Kalangan umat Islam menilai Ahmadiyah sebagai kelompok yang
menyimpang dari mainstream (arus utama) umat Islam, yang samasekali
tidak dapat ditoleransi. Ahmadiyah mengaku memiliki nabi sendiri, dan
memiliki kitab sendiri, dan itu semua bertentangan dengan keyakinan
mayorita umat Islam.
Apakah dengah dalih kebebasan beragama umat Islam harus membiarkan
Ahmadiyah melakukan aktifitas, dan melakukan gerakan, yang mengajak umat
Islam masuk ke dalam Ahmadiyah, yang sudah terang-terangan menyimpang
dari pokok ajaran Islam?
Tentang Gereja Yasmin.
Gereja Yasmin merupakan salah satu dari gereja yang banyak di
Indonesia. Di mana prosedur pendirian sangat manipulatif. Dengan cara
melanggar kesepakatan yang sudah tertuang dalam SKB Tiga Menteri,
tentang tata cara pendirian rumah ibadah. Diantaranya, setiap gereja
yang hendak didirikan, harus mendapatkan persetujuan tanda tangan 90
warga di sekitar lokasi.
Sering terjadi fihak gereja melakukan manipulasi tanda tangan
penduduk setempat. Di mana dengan tanda tangan yang dimanipulasi itu,
kemudian gereja mendapat izin pendirian gereja. Bayangkan, di
Indonesia pertumbuhan gereja, lebih 200 persen, dibandingkan dengan umat
Islam, yang mayoritas di Idnonesia, yang tidak sampai 100 persen
pertumbuhan setiap tahun. Ini berdasarkan hasil penelitian Departemen
Agama 2009.
Masihkah fihak gereja merasa dibatasi hak-hak dasar mereka? Sehingga,
kasus Gereja Yasmin, harus dilaporkan kepada Komisi HAM PBB, sebagai
pelanggaran HAM di Indonesia.
Orang Islam setiap hari dibunuhi di mana saja tidak ada yang
mengangkat ini ke Komisi HAM PBB. Di Barat, khususnya di Eropa dan
Amerika Serikat, dapatkah umat Islam menjalankan hak-hak dasarnya,
seperti keyakinan agama mereka secara bebas.

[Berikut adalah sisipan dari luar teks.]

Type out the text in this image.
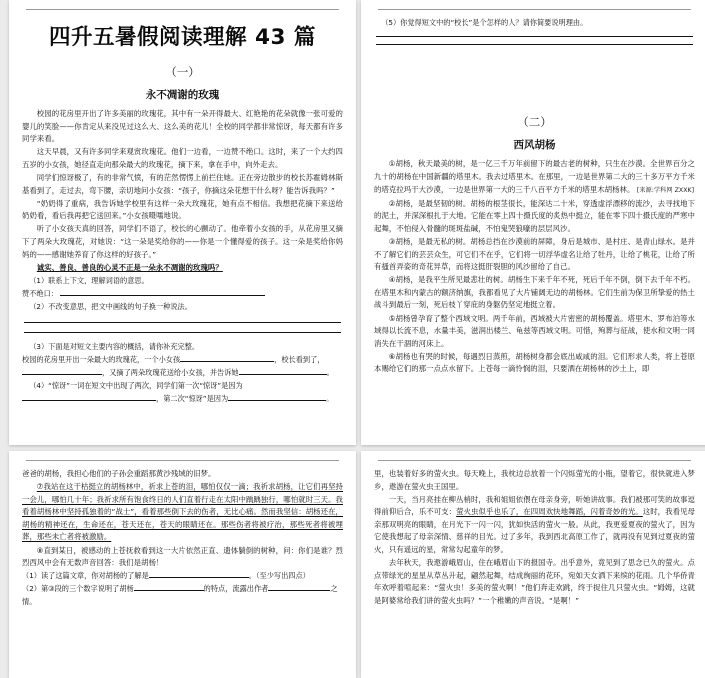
四升五暑假阅读理解 43 篇
（一）
永不凋谢的玫瑰

校园的花房里开出了许多美丽的玫瑰花，其中有一朵开得最大、红艳艳的花朵就像一张可爱的婴儿的笑脸——你肯定从来没见过这么大、这么美的花儿！全校的同学都非常惊讶，每天都有许多同学来看。

这天早晨，又有许多同学来观赏玫瑰花。他们一边看，一边赞不绝口。这时，来了一个大约四五岁的小女孩，她径直走向那朵最大的玫瑰花，摘下来，拿在手中，向外走去。

同学们惊讶极了，有的非常气愤，有的茫然愣愣上前拦住她。正在旁边散步的校长苏霍姆林斯基看到了，走过去，弯下腰，亲切地问小女孩：“孩子，你摘这朵花想干什么呀？能告诉我吗？”

“奶奶得了重病，我告诉她学校里有这样一朵大玫瑰花，她有点不相信。我想把花摘下来送给奶奶看，看后我再把它送回来。”小女孩嗫嚅地说。

听了小女孩天真的回答，同学们不语了，校长的心颤动了。他牵着小女孩的手，从花房里又摘下了两朵大玫瑰花，对她说：“这一朵是奖给你的——你是一个懂得爱的孩子。这一朵是奖给你妈妈的——感谢她养育了你这样的好孩子。”

诚实、善良、善良的心灵不正是一朵永不凋谢的玫瑰吗？

（1）联系上下文，理解词语的意思。

赞不绝口：

（2）不改变意思，把文中画线的句子换一种说法。

（3）下面是对短文主要内容的概括，请你补充完整。

校园的花房里开出一朵最大的玫瑰花，一个小女孩	，校长看到了，

，又摘了两朵玫瑰花送给小女孩，并告诉她	。

（4）“惊讶”一词在短文中出现了两次，同学们第一次“惊讶”是因为

，第二次“惊讶”是因为	。

（5）你觉得短文中的“校长”是个怎样的人？请你简要说明理由。

（二）
西风胡杨

①胡杨，秋天最美的树，是一亿三千万年前留下的最古老的树种，只生在沙漠。全世界百分之九十的胡杨在中国新疆的塔里木。我去过塔里木。在那里，一边是世界第二大的三十多万平方千米的塔克拉玛干大沙漠，一边是世界第一大的三千八百平方千米的塔里木胡杨林。 [来源:学科网 ZXXK]

②胡杨，是最坚韧的树。胡杨的根茎很长，能深达二十米，穿透虚浮漂移的流沙，去寻找地下的泥土，并深深根扎于大地。它能在零上四十摄氏度的炙热中挺立，能在零下四十摄氏度的严寒中起舞，不怕侵入骨髓的斑斑盐碱，不怕鬼哭狼嚎的层层风沙。

③胡杨，是最无私的树。胡杨总挡在沙漠前的屏障，身后是城市、是村庄、是青山绿水。是并不了解它们的芸芸众生，可它们不在乎，它们将一切浮华虚名让给了牡丹，让给了桃花，让给了所有搔首弄姿的奇花异草，而将这挺肝裂胆的风沙留给了自己。

④胡杨，是我平生所见最悲壮的树。胡杨生下来千年不死，死后千年不倒，倒下去千年不朽。在塔里木和内蒙古的额济纳旗，我都看见了大片铺阔无边的胡杨林。它们生前为保卫所挚爱的热土战斗到最后一刻，死后枝丫穿庇的身躯仍坚定地挺立着。

⑤胡杨曾孕育了整个西域文明。两千年前，西域被大片密密的胡杨覆盖。塔里木、罗布泊等水域得以长流不息，水量丰美，滋润出楼兰、龟兹等西域文明。可惜，殉葬与征战，使水和文明一同消失在干涸的河床上。

⑥胡杨也有哭的时候，每遇烈日蒸煎，胡杨树身都会底出咸咸的泪。它们形求人类，将上苍原本赐给它们的那一点点水留下。上苍每一滴怜悯的泪，只要洒在胡杨林的沙土上，即

爸爸的胡杨，我担心他们的子孙会重蹈那黄沙残域的旧梦。

⑦我站在这干枯挺立的胡杨林中，祈求上苍的泪，哪怕仅仅一滴；我祈求胡杨，让它们再坚持一会儿，哪怕几十年；我祈求所有饱食终日的人们直着行走在太阳中踽踽独行，哪怕就时三天。我看着胡杨林中坚持孤独着的“战士”，看着那些倒下去的伤者，无比心痛。然而我坚信：胡杨还在，胡杨的精神还在，生命还在，苍天还在，苍天的眼睛还在。那些伤者将被疗治，那些死者将被埋葬，那些未亡者将被激励。

⑧直到某日，被感动的上苍抚救看到这一大片依然正直、遗体躺倒的树种，问：你们是谁？烈烈西风中会有无数声音回答：我们是胡杨！

（1）读了这篇文章，你对胡杨的了解是	。（至少写出四点）

（2）第③段的三个数字说明了胡杨	的特点，流露出作者	之情。

里，也装着好多的萤火虫。每天晚上，我枕边总放着一个闪烁萤光的小瓶，望着它，很快就进入梦乡，遨游在萤火虫王国里。

一天，当月亮挂在柳丛梢时，我和姐姐依偎在母亲身旁，听她讲故事。我们被那可笑的故事逗得前仰后合，乐不可支：萤火虫似乎也乐了，在四周欢快地舞蹈，闪着奇妙的光。这时，我看见母亲那双明亮的眼睛，在月光下一闪一闪，犹如快活的萤火一般。从此，我更爱夏夜的萤火了，因为它使我想起了母亲深情、慈祥的目光。过了多年，我到西北高原工作了，就再没有见到过夏夜的萤火，只有遥远的星，常常勾起童年的梦。

去年秋天，我遨游峨眉山，住在峨眉山下的报国寺。出乎意外，竟见到了思念已久的萤火。点点带绿光的星星从草丛升起，翩然起舞，结成绚丽的花环，宛如天女洒下来缤的花雨。几个华侨青年欢呼着喧起来：“萤火虫！多美的萤火啊！”他们奔走欢跳，终于捉住几只萤火虫。“姆姆，这就是阿婆常给我们讲的萤火虫吗？”一个稚嫩的声音说。“是啊！”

Di sejumlah negara Eropa, pemerintahannya melarang wanita menggunakan
kerudung dan cadar. Akitivitas keagamaan mereka batasi. Sejumlah
hak-hak dasar mereka ikut juga dibatasi, seperti dalam pendidikan,
dibidang ekonomi, sosial, dan budaya.
Sekarang di seluruh negara-negara
Barat, terjadi mengalami diskriminasi yang begitu hebat terhadap umat
Islam. Tetapi, adakah yang berbicara hak asasi umat Islam?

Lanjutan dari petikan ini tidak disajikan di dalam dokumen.